Mechanism: from 2013 to 2015 uncoordinated global action, no trade in permits, differentiated carbon prices. From 2016 onwards, countries trade, either bilaterally or through a central market.
The Treasury modelling report also states quite clearly (in chapter 3 – pages are unnumbered but it is in section 3.1.4).
By 2016, a more coordinated international policy regime allows countries to trade either bilaterally or through a common central market. As a result, a harmonised world carbon price emerges in 2016.

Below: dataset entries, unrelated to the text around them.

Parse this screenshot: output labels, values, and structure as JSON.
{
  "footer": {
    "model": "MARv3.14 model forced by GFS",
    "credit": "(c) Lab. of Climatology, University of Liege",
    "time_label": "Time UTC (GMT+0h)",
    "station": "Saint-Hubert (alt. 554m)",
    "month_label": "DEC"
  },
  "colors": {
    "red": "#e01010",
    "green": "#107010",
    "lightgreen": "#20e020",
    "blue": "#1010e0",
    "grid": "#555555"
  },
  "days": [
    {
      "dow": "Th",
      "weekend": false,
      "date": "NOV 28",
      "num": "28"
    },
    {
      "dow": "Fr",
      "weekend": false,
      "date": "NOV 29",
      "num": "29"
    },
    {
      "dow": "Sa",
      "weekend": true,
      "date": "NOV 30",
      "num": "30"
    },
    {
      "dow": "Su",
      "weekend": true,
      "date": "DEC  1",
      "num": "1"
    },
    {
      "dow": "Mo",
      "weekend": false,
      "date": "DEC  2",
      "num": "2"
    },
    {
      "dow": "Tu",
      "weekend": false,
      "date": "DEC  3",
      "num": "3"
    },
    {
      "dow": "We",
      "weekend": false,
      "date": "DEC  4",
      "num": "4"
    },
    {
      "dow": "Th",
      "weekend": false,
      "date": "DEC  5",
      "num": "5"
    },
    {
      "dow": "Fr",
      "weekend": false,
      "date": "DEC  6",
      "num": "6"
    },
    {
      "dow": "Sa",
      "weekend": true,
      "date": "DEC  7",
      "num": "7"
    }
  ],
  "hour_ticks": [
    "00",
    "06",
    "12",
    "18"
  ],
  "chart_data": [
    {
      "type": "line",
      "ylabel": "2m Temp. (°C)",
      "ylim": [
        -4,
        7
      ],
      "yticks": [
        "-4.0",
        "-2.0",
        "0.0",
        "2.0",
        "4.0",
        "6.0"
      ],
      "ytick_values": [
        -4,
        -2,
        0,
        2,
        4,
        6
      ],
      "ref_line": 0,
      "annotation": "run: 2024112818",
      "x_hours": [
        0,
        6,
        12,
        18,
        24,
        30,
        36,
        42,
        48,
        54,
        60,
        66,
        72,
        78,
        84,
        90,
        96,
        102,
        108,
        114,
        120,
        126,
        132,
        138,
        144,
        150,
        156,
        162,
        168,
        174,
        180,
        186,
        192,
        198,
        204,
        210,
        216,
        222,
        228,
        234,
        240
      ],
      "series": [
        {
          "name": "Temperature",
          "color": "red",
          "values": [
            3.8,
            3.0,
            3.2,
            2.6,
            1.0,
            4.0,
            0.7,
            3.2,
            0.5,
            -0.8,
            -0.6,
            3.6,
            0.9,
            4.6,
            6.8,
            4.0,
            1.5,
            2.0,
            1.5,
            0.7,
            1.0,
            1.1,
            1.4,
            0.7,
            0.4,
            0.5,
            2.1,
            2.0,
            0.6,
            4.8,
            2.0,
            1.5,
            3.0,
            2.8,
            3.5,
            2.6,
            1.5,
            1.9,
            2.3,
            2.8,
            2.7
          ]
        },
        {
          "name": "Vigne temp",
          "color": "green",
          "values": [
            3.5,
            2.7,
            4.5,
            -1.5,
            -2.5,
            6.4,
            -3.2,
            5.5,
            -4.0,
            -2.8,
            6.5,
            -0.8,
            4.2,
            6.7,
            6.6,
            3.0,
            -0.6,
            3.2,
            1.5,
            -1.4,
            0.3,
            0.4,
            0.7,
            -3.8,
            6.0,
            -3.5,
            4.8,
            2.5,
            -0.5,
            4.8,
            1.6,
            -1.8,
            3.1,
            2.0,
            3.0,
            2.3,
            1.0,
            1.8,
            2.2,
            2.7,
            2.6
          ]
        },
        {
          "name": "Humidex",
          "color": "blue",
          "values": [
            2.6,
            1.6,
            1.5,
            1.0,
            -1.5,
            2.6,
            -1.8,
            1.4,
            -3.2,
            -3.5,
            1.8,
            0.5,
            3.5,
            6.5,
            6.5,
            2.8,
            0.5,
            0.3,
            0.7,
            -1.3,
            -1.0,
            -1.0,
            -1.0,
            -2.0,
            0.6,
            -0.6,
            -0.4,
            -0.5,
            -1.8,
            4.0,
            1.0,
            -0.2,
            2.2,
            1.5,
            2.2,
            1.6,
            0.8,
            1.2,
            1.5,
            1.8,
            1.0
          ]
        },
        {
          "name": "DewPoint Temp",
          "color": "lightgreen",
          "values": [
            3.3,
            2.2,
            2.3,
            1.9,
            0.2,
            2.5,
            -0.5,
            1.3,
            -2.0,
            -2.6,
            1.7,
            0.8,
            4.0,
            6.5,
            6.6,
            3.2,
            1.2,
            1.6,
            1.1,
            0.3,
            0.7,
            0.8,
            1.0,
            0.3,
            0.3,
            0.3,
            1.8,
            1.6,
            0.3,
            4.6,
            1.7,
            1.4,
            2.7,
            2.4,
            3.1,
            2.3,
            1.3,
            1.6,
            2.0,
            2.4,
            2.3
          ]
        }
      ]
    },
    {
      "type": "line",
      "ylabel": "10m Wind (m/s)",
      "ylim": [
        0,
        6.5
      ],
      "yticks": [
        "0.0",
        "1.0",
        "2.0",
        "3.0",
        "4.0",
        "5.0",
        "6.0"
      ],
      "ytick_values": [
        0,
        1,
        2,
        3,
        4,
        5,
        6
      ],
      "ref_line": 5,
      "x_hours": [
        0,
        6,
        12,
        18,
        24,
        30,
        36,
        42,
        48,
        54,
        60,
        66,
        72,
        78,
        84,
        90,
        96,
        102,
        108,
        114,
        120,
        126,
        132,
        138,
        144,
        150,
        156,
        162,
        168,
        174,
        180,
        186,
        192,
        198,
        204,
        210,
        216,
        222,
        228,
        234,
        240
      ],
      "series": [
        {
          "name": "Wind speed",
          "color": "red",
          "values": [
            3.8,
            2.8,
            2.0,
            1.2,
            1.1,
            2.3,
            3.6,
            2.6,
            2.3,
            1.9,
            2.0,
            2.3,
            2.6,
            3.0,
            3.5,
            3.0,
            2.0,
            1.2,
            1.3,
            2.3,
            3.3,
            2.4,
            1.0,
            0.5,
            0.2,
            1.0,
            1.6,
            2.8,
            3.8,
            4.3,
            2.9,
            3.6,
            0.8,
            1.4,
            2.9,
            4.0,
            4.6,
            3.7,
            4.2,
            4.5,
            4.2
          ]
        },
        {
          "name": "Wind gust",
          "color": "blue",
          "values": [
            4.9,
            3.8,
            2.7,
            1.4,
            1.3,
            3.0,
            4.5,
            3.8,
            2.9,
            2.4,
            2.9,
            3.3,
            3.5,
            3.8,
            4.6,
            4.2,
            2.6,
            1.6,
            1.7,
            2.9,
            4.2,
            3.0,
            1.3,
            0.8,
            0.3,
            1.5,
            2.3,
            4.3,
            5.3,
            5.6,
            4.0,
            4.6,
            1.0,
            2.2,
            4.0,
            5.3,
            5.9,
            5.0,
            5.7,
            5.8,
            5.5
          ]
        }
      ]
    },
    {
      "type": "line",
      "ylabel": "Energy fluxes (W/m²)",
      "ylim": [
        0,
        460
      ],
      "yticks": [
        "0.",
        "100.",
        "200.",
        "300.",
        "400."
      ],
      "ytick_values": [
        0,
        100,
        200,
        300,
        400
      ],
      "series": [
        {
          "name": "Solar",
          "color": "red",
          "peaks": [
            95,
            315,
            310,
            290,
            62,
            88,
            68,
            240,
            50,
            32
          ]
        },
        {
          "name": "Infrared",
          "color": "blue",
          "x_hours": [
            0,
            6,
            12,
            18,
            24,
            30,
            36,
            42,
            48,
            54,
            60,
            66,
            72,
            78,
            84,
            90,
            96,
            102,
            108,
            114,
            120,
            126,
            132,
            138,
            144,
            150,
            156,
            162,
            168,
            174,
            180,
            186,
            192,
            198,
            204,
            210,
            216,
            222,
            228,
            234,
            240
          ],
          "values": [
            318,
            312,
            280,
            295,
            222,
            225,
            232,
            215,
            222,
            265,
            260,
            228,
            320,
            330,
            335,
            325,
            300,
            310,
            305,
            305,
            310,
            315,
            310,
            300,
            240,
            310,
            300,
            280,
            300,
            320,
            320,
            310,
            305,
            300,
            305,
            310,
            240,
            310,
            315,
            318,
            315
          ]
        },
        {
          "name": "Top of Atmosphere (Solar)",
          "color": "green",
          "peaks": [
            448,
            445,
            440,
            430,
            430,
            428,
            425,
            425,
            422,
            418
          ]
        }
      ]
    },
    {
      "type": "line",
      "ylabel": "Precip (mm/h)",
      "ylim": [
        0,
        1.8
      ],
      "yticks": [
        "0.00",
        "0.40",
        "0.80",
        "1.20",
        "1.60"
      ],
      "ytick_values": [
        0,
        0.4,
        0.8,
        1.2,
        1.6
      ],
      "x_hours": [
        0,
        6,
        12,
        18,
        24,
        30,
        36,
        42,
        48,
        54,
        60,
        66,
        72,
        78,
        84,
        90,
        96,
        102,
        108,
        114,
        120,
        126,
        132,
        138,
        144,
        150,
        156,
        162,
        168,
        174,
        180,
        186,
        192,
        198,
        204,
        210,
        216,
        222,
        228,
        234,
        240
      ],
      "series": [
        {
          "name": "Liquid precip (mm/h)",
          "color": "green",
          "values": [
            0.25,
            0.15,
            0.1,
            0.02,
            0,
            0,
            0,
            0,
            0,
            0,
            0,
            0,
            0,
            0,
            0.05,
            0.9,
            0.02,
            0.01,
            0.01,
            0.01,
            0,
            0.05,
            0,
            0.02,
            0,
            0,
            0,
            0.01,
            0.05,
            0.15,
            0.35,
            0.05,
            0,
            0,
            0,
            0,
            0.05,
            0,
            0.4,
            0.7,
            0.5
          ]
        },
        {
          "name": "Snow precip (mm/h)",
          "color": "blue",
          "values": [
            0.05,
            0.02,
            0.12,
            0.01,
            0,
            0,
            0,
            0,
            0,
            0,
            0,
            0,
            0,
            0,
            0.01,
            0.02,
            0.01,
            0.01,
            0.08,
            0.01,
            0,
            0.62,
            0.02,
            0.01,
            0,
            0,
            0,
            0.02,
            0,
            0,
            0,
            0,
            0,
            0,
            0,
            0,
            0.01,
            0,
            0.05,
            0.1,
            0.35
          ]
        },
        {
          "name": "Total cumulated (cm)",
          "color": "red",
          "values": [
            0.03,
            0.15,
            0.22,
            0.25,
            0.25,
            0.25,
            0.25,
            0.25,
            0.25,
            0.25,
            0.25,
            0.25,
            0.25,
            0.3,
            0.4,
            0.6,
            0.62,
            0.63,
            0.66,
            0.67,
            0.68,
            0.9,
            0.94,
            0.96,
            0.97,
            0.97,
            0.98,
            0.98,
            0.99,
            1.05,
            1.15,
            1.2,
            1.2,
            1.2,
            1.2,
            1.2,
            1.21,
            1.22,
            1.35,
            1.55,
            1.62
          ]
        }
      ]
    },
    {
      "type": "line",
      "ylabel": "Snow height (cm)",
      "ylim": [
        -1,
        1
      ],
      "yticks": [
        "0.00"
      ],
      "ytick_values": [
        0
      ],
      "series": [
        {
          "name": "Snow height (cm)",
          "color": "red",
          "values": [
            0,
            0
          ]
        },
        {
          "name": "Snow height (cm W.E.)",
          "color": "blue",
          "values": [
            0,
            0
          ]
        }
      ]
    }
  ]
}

Compare that with what Lenore Taylor suggests the government really means
Treasury’s separate macro-economic modelling came under fire later in the week from a respected economist, Henry Ergas, who claimed that because it assumes a harmonised $29 carbon price for developed economies after 2016, it must be making the entirely unrealistic assumption that they all have an emissions trading scheme or a carbon price by then. The government says it is not assuming countries such as the US actually have an emissions trading scheme, but rather that they would try to reach their emission reduction targets at a cost no higher than the international price.
Is Australia going to be buying permits from countries that don’t have similar carbon taxes? Really? The government should have to nominate potential trading partners. As the recent Productivity Commission report indicated
However, no country currently imposes an economy-wide tax on greenhouse gas emissions or has in place an economy-wide ETS. Of the study countries, the United Kingdom, Germany, some parts of the United States and New Zealand have emissions trading schemes operating — but these apply only to particular sectors, such as electricity generation.
In the absence of the international market the government’s policy cannot and will not actually meet its target – any target. The assumption about the existence of an international permit market is a lynch pin assumption. Emissions in 2000 were 558 MtCO2-e, Treasury estimates that without an international permit market emissions in 2050 will be 545 MtCO2-e. That isn’t even the 2020 target.
What Treasury isn’t telling us is what the economic impact of an absence of an international market will be. Yesterday the Financial Review (subscription required) reported that without access to international markets the coalition policy would cost double the government’s policy. To the extent that Treasury assumes unlimited access to international permits and the government’s policy only allows 50 percent of permits to be internationally sourced the domestic cost is already higher than Treasury estimates.